S3C2410,2440带MMU.vivi中会建立一个一级页表.
void mem_map_init(void)
{
#ifdef CONFIG_S3C2410_ANND_BOOT
mem_map_nand_boot(); 最终会调用mem_mapping_linear,建立一级页表.
#else
mem_map_nor();
#endif
cache_clean_invalidate(); 清空cache,使cache无效
tlb_invalidate(); 使快表tlb无效
}
static inline void mem_mapping_linear(void)
{
unsigned long pageoffset, sectionNumber;
putstr( "MMU table base address = 0x%", (unsigned long)mmu_tlb_base );
//使用ARM920T内存映射的Section模式,分成4096*1MB,mmu_table转换表大小16KB.
//内存映射模式包括:fault(无映射),Coarse Page(粗页表),Section(段),Fine Page(细页表).
for( sectionNumber = 0; sectionNumber < 4096; sectionNumber++ )
{
pageoffset = ( sectionNumber << 20 );
*( mmu_table_base + ( pageoffset>>20 ) ) = pageoffset | MMU_SECDESC;
}
//使SDRAM区域可缓存,0x30000000-0x33ffffff. DRAM_BASE = 0x30000000, DRAM_SIZE=64M.
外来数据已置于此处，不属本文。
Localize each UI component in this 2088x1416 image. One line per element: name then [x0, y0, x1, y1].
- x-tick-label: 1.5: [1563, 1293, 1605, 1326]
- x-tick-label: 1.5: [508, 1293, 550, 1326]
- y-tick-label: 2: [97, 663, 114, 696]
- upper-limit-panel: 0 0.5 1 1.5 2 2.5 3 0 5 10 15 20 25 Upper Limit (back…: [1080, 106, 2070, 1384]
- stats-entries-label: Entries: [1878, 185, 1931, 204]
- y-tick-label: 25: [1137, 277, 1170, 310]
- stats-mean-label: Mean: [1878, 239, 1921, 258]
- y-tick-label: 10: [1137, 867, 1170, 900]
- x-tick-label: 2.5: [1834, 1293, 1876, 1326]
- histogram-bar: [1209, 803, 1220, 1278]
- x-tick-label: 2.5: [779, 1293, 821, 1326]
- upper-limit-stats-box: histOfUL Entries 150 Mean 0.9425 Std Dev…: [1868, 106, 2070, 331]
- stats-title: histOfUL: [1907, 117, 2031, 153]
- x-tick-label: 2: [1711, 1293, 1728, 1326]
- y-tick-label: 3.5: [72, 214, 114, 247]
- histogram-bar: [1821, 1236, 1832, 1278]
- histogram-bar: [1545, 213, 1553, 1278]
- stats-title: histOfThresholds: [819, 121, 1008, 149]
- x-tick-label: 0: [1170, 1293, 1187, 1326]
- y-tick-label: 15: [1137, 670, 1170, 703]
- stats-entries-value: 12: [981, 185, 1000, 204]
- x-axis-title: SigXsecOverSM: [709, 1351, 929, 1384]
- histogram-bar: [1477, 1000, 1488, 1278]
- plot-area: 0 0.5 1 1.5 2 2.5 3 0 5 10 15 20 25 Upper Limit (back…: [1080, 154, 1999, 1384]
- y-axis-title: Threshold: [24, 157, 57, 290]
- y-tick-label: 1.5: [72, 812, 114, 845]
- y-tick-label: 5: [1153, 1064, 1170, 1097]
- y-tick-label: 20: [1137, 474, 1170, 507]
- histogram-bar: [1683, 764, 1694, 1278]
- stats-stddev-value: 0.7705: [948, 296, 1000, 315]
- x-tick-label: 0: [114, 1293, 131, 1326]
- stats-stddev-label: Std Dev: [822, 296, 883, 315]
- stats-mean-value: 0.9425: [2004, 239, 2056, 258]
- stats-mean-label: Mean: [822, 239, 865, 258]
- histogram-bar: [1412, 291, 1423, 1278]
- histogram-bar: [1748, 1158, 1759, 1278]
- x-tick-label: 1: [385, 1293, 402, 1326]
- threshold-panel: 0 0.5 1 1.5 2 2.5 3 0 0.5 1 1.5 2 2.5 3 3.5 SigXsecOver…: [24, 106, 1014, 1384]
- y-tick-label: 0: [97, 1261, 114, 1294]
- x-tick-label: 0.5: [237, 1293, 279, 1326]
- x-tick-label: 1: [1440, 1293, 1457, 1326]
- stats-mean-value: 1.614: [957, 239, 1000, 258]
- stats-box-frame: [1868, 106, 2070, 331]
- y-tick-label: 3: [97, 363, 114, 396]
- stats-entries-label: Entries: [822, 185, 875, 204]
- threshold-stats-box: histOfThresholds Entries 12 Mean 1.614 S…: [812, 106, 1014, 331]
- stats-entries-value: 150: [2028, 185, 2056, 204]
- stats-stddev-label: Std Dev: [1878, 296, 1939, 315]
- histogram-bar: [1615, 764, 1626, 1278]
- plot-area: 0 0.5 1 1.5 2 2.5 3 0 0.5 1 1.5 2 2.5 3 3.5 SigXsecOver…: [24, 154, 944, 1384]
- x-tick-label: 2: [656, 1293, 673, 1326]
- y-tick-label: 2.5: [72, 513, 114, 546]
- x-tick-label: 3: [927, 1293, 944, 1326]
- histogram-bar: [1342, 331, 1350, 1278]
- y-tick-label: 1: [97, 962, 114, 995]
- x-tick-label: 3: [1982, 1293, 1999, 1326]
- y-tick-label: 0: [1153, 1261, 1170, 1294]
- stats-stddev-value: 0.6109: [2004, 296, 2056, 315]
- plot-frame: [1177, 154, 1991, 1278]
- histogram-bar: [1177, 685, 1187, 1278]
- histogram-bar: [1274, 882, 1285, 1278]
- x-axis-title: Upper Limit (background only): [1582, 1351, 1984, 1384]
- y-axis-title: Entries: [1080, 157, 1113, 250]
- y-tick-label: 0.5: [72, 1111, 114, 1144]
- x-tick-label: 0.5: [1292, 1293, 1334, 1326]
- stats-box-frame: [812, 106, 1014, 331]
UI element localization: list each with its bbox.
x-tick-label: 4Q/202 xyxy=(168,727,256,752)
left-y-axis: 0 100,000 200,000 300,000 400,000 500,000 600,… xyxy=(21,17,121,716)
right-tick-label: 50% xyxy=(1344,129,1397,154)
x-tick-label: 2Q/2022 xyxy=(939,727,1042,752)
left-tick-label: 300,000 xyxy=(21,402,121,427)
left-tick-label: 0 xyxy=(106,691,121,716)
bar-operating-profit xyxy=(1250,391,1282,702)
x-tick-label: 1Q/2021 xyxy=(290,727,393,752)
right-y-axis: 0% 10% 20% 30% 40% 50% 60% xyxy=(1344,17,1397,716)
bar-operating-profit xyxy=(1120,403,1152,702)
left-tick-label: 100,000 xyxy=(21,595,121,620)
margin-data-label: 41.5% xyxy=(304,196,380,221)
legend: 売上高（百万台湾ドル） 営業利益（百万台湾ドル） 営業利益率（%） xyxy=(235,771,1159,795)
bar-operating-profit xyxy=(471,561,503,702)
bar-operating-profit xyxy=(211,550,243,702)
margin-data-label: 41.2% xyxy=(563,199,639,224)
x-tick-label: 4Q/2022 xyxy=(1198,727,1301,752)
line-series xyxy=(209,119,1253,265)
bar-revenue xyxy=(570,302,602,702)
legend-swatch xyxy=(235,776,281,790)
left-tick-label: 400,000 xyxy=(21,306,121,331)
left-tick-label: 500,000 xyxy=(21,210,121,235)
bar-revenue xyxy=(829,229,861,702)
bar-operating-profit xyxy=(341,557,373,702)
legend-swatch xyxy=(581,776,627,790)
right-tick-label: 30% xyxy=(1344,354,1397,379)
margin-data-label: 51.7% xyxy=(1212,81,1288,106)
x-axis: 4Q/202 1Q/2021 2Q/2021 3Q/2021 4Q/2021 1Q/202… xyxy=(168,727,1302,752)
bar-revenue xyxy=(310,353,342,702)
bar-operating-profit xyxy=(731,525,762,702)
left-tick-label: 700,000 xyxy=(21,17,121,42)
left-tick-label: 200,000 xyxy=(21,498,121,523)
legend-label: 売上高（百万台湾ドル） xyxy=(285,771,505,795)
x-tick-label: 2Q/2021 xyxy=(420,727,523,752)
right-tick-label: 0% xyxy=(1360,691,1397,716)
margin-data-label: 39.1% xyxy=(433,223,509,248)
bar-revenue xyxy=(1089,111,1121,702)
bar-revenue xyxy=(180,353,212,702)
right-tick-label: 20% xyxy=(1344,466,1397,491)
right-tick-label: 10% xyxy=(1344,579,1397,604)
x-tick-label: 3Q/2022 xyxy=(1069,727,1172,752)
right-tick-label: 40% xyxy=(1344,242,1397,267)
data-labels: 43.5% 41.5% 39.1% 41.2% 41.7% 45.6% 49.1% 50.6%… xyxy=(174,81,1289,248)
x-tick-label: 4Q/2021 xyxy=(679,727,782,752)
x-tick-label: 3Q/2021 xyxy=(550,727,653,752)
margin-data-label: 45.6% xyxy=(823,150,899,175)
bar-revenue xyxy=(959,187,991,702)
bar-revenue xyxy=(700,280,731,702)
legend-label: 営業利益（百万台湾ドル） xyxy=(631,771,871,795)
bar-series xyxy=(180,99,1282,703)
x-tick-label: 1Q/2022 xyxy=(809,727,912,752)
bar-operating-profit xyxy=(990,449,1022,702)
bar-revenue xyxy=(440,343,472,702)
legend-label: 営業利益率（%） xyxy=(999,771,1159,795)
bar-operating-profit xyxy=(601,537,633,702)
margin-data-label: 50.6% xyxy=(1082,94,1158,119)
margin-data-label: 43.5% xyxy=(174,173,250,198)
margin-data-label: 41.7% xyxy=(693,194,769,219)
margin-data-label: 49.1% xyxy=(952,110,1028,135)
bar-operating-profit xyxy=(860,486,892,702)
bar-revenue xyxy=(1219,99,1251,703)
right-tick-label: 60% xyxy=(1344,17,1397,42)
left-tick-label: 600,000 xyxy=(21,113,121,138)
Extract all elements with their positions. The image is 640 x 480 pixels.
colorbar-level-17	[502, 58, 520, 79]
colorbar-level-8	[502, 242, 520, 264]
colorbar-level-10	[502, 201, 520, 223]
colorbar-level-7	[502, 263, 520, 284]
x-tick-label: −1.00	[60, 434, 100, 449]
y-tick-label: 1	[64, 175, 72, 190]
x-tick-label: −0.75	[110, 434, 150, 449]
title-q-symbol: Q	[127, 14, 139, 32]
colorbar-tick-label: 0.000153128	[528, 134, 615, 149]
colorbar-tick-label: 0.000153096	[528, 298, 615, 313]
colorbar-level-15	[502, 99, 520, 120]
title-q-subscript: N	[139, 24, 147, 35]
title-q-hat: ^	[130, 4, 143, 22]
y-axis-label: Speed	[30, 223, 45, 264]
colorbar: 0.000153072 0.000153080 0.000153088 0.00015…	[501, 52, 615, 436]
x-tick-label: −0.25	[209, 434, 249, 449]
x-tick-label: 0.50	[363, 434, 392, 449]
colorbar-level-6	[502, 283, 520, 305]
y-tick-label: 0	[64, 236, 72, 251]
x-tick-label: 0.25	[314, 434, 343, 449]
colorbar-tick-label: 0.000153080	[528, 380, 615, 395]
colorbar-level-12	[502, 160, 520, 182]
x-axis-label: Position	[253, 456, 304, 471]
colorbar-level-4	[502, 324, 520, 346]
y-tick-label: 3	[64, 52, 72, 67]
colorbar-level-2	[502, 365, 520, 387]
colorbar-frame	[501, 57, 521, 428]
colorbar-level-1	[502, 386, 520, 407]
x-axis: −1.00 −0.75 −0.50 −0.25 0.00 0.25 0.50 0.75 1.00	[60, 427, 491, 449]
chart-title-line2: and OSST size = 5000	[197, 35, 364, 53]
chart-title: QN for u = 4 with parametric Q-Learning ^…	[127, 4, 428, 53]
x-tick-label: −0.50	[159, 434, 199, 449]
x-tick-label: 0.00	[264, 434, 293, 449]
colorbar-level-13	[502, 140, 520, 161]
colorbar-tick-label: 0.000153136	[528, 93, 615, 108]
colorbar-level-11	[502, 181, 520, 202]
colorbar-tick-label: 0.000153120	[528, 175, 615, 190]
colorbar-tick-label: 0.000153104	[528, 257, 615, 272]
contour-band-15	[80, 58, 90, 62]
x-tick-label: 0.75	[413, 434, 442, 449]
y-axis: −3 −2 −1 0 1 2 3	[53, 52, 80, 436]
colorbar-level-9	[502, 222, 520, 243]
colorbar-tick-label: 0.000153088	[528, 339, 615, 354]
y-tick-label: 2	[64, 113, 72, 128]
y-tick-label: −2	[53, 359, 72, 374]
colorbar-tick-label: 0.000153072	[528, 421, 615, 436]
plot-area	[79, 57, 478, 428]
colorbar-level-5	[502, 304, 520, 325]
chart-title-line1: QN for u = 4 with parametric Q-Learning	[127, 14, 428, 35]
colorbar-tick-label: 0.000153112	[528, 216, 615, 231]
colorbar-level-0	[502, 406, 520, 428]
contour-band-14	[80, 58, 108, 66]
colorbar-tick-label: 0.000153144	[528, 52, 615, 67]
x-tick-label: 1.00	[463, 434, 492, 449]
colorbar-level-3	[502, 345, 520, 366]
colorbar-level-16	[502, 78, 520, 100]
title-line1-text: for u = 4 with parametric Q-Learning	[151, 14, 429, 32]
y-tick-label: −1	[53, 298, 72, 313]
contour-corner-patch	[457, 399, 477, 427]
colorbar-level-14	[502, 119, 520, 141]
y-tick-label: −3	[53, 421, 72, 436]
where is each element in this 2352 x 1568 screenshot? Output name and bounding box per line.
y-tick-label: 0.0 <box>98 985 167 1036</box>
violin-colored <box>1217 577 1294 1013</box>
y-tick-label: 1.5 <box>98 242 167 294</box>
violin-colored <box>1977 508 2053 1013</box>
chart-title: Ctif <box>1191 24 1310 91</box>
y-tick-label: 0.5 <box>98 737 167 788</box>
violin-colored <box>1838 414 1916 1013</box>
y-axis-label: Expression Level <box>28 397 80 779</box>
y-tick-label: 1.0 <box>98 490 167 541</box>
for ( pageoffset = DRAM_BASE; pageoffset < (DRAM_BASE+DRAM_SIZE); pageoffset += SZ_1M )
{
*(mmu_table_base + ( pageoffset >> 20 )) = pageoffset | MMU_SECDESC | MMU_CACHEABLE;
}
}
linux内存管理
用户空间0到3GB 0xC0000000,内核空间3GB到4GB.都有相应的页表.内核1GB空间分为
3G 物理内存映射区; MAX 896MB
隔离带;
虚拟内存分配区; VMALLOC_START~VMALLOC_END,vmalloc()
隔离带;
高端页面映射区; PKMAP_BASE
专用页面映射区; FIXADDR_START~FIXADDR_TOP
4G 保留区;
对大于4GB的物理内存,使用CPU的扩展分页(PAE)模式,64位页目录项.这需要CPU支持(Intel pentium Pro).
用户空间申请和释放内存
char *p = malloc(...);
free( p );
内核空间申请和释放内存
void *kmalloc( size_t size, int flags );会阻塞,所以不能用于 中断上下文,自旋锁,中断处理函数,tasklet和内核定时器.这些用GFP_ATOMIC
GFP_KERNEL: 在内核空间的进程中申请内存.底层依靠__get_free_pages()实现.
GFP_USER: 为用户空间页分配内存.
GFP_HIGHUSER: 为用户空间页分配内存,但是从高端内存分配.
GFP_NOIO: 不允许任何I/O初始化.
GFP_NOFS: 不允许任何文件系统调用.
__GFP_DMA: 要求分配在能够DMA的内存区.
__GFP_HIGHMEM:分配的内存可以位于高端内存.
__GFP_COLD: 请求一个较长时间不访问的页.
__GFP_NOWARN: 当一个分配无法满足时,阻止内核发出警告.
__GFP_HIGH: 高优先级请求,要求分配保留页.
__GFP_REPEAT: 分配失败则重复尝试.
__GFP_NOFAIL: 标示只能成功.
__GFP_NORETRY:申请不到,则立即放弃.
__get_free_pages( unsigned int flags, unsigned int order ); order为0到11,1页到2048页.2的oreder次方.
__get_free_page( int unsigned flag );
get_zeroed_page( unsigned int flags );
struct page *alloc_pages( int gfp_mask, unsigned long order ); 返回 分配的页描述符而非首地址.
void free_page( unsigned long addr );
void free_pages( unsigned long addr, insigned long order );
void *vmalloc( unsigned long size ); 会新建页表,开销大.用于软件中较大的顺序缓冲区.小的页分配用kmalloc.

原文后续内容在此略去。